Debt & Forex Market Update for May 2025 by CareEdge Ratings

Synopsis
Global Developments
* Trade tensions de-escalate; markets turn focus to US fiscal risks.
* US 10Y yield has surged by around 40bps in May amidst fiscal worries.
* Dollar index remains weak near 100, well below its January peak of around 110.
* Asian currencies have strengthened CYTD.
* Weak auction demand pushed JGB yields higher.
* China’s US treasury holdings fall below the UK’s.
India Debt & FX Market Trends
* Liquidity surplus rose further. Average banking system liquidity surplus stood at Rs 1.7 lakh crore in May.
* Liquidity should stay comfortable, with an expected RBI dividend of Rs 2.5-3 lakh crore.
* Headline CPI inflation eased to 3.2% in April, the lowest since August 2019.
* We expect the RBI to cut the policy rate by another 50bps in FY26, with chances of a deeper rate cut cycle if growth falters.
* India 10Y GSec yield eased by around 35bps since March.
* Corporate bond issuances in April 2025 amounted to around Rs 1 lakh crore, up 76% YoY.
* Goods trade deficit widened to a 5-month high in April, while services surplus remained strong.
* Net FPI inflows of USD 1.1 billion were recorded in May (up to 22 May), reversing outflows in April.
* Rupee has strengthened by around 2% against the dollar from its February lows.
* REER suggests rupee valuation concerns have eased considerably.
• The US and China agreed to a 90-day tariff truce, with deeper-than-expected tariff cuts.
• The US and UK announced a trade deal. The deal includes a 10% reciprocal tariff (as originally announced on 02 April), reduced tariffs on the first 100,000 vehicles imported into the US by UK car manufacturers each year, and the removal of US tariffs on UK steel and aluminum. The deal is also expected to expand US market access in the UK, creating a USD 5 billion opportunity for new exports for US farmers, ranchers, and producers.
• Trade negotiations between the US and other countries are underway. While US tariffs are expected to stay above pre-Trump 2.0 levels, they are likely to be lower than feared – easing global growth concerns
• US fiscal concerns are in focus as a tax bill under consideration could increase the US deficit by USD 3.8 trillion over the next decade, according to the Congressional Budget Office.
• The US 10Y yield has surged by around 40bps in May to 4.6% (as of 21 May) amidst fiscal worries.
• Markets are now pricing in two Fed rate cuts in 2025 – down from four – due to easing recession risks.
• The dollar index remains weak near 100, well below its January peak of around 110.
• Asian currencies have generally strengthened CYTD supported by a weaker dollar and the 90-day US-China tariff truce – with the exception of IDR.
• Notably, the Taiwan dollar has appreciated 8% CYTD, with most gains in early May. This was driven by a confluence of factors including:
a) Speculation that Taiwan may allow a stronger TWD to support trade negotiations with the US.
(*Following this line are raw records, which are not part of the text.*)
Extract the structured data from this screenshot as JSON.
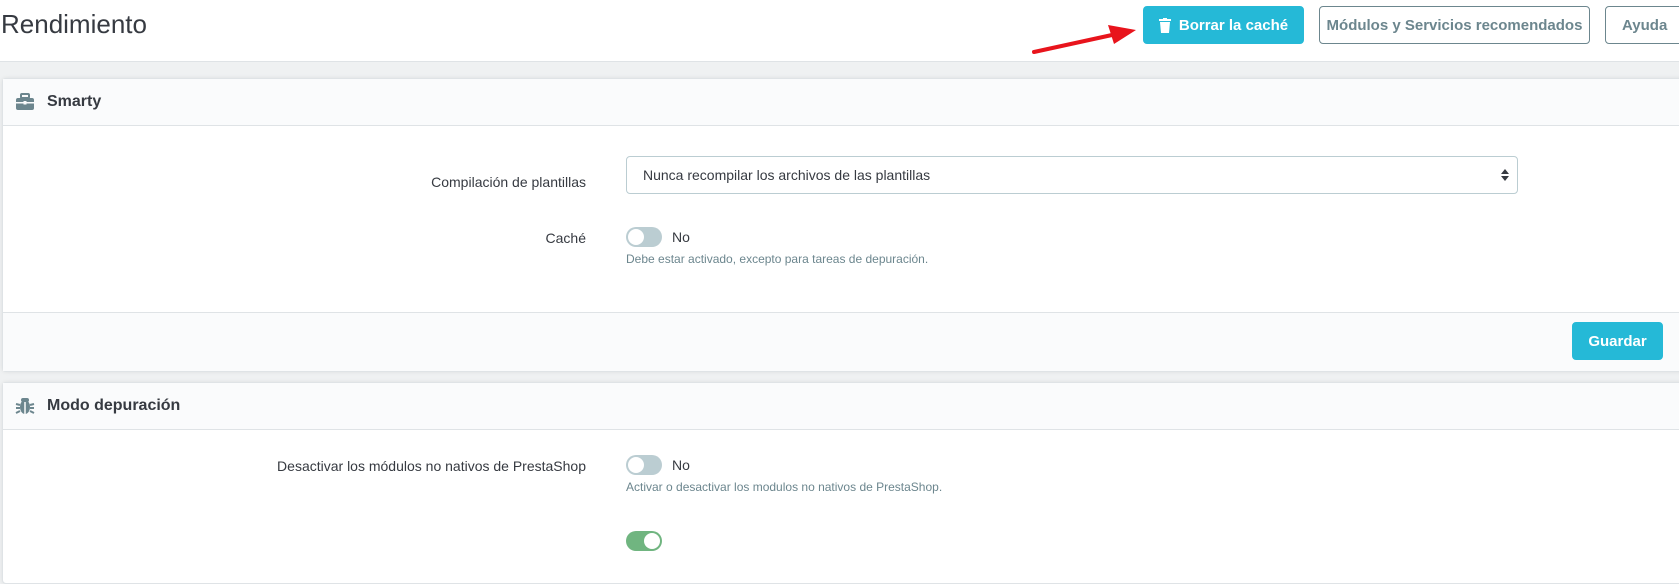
{
  "header": {
    "title": "Rendimiento",
    "clear_cache_label": "Borrar la caché",
    "modules_label": "Módulos y Servicios recomendados",
    "help_label": "Ayuda"
  },
  "smarty": {
    "heading": "Smarty",
    "compilation_label": "Compilación de plantillas",
    "compilation_value": "Nunca recompilar los archivos de las plantillas",
    "cache_label": "Caché",
    "cache_state": "No",
    "cache_help": "Debe estar activado, excepto para tareas de depuración.",
    "save_label": "Guardar"
  },
  "debug": {
    "heading": "Modo depuración",
    "non_native_label": "Desactivar los módulos no nativos de PrestaShop",
    "non_native_state": "No",
    "non_native_help": "Activar o desactivar los modulos no nativos de PrestaShop."
  },
  "colors": {
    "primary": "#25b9d7",
    "arrow": "#e8141c",
    "switch_off": "#bbcdd2",
    "switch_on": "#70b580"
  },
  "icons": {
    "clear_cache": "trash-icon",
    "smarty": "briefcase-icon",
    "debug": "bug-icon",
    "select": "sort-caret-icon"
  }
}
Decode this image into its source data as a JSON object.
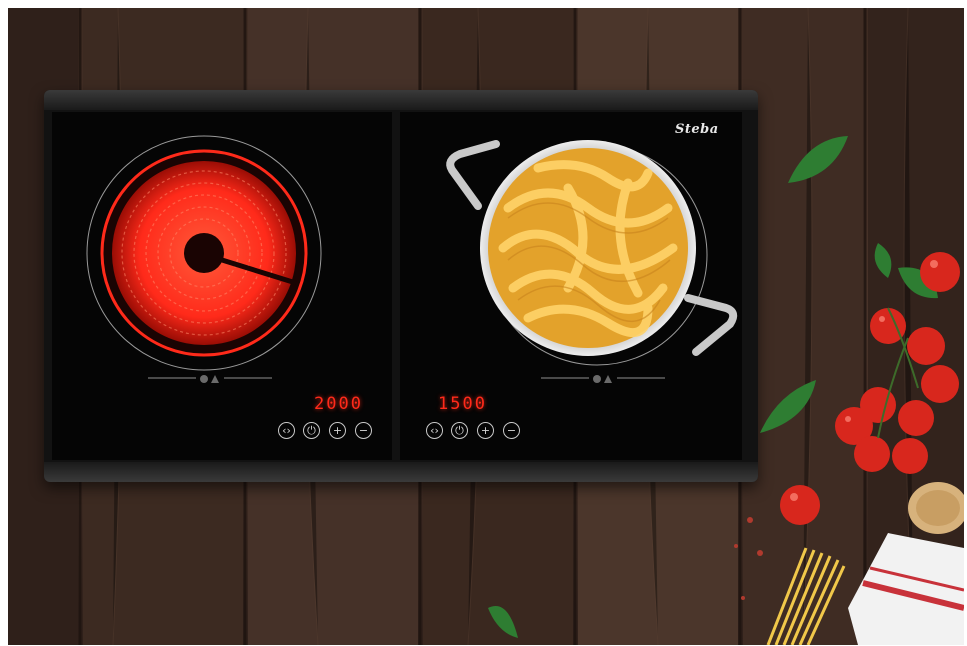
{
  "brand": {
    "logo_text": "Steba"
  },
  "zones": [
    {
      "name": "left-hob",
      "display_value": "2000"
    },
    {
      "name": "right-hob",
      "display_value": "1500"
    }
  ],
  "controls": [
    {
      "icon": "timer-arrows-icon",
      "glyph": "‹›"
    },
    {
      "icon": "power-icon",
      "glyph": "⏻"
    },
    {
      "icon": "plus-icon",
      "glyph": "+"
    },
    {
      "icon": "minus-icon",
      "glyph": "−"
    }
  ],
  "colors": {
    "wood_dark": "#2b1d17",
    "wood_light": "#4a342a",
    "glass": "#050505",
    "heat_red": "#ff2a1a",
    "pasta": "#f2b93b",
    "tomato": "#d8271d",
    "basil": "#2e7d32"
  }
}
b) A weaker dollar environment, prompting exporters to convert their dollar earnings, while life insurers increased hedging demand.
c) Strong foreign capital inflows, following Taiwan’s better-than-expected Q1 GDP growth.
• Japanese government bond (JGB) yields have risen CYTD amidst elevated inflation and as BoJ unwinds ultra-loose monetary policy. Weak demand at a recent auction has also put pressure on long term yields.
• In March, total foreign holdings of US Treasuries rose by USD 233 billion to around USD 9 trillion. While China’s holdings fell by USD 19 billion to USD 765 billion, the UK’s holdings rose by USD 29 billion to USD 779 billion, making it the second-largest foreign holder after Japan.
• The decline reflects China’s ongoing diversification away from US assets since 2013.
• However, China is also believed to hold US Treasuries through third-party custodians, which may understate its official holdings. Additionally, the data is only available till March and does not capture any potential sell-off following Trump’s Liberation Day announcement, which led to a sharp rise in US yields.
• China’s exports rose 8.1% YoY in April, well above the 1.9% market estimate, though exports to the US fell by 21%. The 90-day US-China tariff truce may support near-term exports through front-loading of orders.
• Real estate investment fell 10.6% YoY in January-April period, highlighting continued weakness in the sector which is keeping domestic consumption subdued.
• In May, the PBoC cut key lending rates to record lows and reduced the reserve requirement ratio by 50bps. Further, monetary policy easing is expected to support growth.